Fort de ces expériences, Mohamed Chetouani intègre, en 2017, le comité national préparatoire du quatrième plan Autisme. Il pilote désormais la mise en œuvre du Living & Learning Lab Neurodéveloppement (LiLLab) dédié à l’évaluation des dispositifs technologiques facilitant l’apprentissage, l’autonomie et l’inclusion scolaire et sociale des personnes autistes. Le LilLab regroupe des personnes souffrant de troubles du développement et leurs proches, des associations, des fondations, un centre médico-social pluridisciplinaire, mais aussi des chercheurs, des cliniciens, des enseignants et des entrepreneurs, des chercheurs en sciences de l’éducation, en psychologie, en robotique, etc. Une pluridisciplinarité que Mohamed Chetouani cultive aussi dans ses recherches en faisant appel au quotidien à des psychiatres, psychologues, linguistes, orthophonistes, pédagogues, spécialistes de l'interaction homme-machine, du traitement du signal, de l’intelligence artificielle, etc. « Dès que nous travaillons sur l'humain dans sa complexité, nous ne pouvons pas l'aborder simplement par une discipline, nous avons besoin de regards complémentaires », souligne le chercheur.

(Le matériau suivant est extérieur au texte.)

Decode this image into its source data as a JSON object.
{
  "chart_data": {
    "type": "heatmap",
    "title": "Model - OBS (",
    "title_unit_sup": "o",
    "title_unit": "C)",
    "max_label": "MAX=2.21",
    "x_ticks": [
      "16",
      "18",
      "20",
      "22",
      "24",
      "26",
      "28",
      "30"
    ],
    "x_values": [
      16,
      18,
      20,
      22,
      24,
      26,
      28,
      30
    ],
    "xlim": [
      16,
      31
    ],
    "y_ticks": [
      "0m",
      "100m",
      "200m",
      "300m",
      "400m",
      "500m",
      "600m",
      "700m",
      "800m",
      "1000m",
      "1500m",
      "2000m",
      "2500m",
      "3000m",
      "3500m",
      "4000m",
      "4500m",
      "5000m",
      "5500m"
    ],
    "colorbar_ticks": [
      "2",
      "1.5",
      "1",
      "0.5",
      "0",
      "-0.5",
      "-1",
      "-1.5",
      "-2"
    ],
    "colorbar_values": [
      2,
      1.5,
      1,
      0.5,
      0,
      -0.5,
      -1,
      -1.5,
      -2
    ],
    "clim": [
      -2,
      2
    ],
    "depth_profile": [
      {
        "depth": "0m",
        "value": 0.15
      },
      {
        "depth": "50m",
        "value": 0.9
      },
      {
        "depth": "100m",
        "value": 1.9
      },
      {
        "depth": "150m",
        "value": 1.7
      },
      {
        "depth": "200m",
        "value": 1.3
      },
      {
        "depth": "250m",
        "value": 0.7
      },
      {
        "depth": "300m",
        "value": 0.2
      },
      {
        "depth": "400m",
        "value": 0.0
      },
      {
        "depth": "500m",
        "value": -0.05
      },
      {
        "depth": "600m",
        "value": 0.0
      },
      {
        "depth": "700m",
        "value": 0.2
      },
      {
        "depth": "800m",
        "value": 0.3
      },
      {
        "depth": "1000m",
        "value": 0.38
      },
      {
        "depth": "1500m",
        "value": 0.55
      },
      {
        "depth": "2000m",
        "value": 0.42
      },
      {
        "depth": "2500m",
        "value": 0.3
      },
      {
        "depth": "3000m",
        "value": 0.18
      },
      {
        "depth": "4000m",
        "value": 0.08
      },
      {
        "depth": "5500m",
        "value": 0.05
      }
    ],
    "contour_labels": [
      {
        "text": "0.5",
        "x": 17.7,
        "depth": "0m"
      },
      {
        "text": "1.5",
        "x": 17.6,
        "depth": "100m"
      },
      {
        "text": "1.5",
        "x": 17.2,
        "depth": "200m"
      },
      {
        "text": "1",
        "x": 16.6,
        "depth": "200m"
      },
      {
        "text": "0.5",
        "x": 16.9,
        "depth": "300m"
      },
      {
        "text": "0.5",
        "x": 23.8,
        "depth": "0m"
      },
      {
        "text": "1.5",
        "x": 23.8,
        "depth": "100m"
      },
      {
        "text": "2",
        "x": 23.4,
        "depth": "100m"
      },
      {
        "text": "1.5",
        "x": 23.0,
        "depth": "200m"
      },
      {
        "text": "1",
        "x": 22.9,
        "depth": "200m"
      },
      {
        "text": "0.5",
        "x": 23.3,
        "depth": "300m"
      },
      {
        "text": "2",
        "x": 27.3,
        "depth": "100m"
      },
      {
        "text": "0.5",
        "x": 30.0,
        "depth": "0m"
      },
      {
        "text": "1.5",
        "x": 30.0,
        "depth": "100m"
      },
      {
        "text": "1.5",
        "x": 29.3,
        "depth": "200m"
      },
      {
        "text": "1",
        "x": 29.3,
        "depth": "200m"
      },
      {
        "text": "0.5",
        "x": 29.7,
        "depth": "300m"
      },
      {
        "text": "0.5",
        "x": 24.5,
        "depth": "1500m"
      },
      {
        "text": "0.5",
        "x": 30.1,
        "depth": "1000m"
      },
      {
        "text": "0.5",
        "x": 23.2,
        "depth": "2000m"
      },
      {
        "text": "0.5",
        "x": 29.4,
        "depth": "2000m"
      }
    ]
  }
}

Et c’est cette même transversalité des points de vue qui nourrit le comité éthique de la recherche que Mohamed Chetouani a monté en 2019 à Sorbonne Université. « Plusieurs raisons m’ont amené à proposer ce comité : tout d’abord les questions autour du positionnement, dans mes recherches, du robot vis-à-vis de l’enfant, comme dispositif à contrôler plutôt que compagnon. Ensuite, la méthodologie et les protocoles que nous mettons en place avec les enfants (comment on interagit avec eux, comment on les accueille, on les informe, etc.). Enfin, la protection des données qui entre en jeu dans nos travaux. Toutes ces questions, nous les soumettions jusque-là à des comités d'éthique extérieurs lorsque nous devions faire évaluer nos projets. Il me paraissait essentiel qu’une grande université comme la nôtre se dote de son propre comité. » Un comité qui dès sa naissance a dû faire face, en raison de la pandémie, à des centaines de demandes d’évaluation : « Entre mars et juillet 2020, nous répondions 24H/24 à des milliers d'échanges. Nous avons fait en quelques mois, ce que nous aurions fait en temps normal en une année », se rappelle Mohamed Chetouani.
 
Passionné par ses recherches, Mohamed Chetouani l’avoue : il est de ceux qui ne tiennent pas en place. Le chercheur organise fin mars 2022 le premier salon interactif sur les nouvelles technologies numériques au service de l’accompagnement des personnes autistes qui réunira, à Saint Brieuc, associations, parents, professionnels du monde médico-social, chercheurs, développeurs, start-ups, etc. autour des dernières innovations du domaine.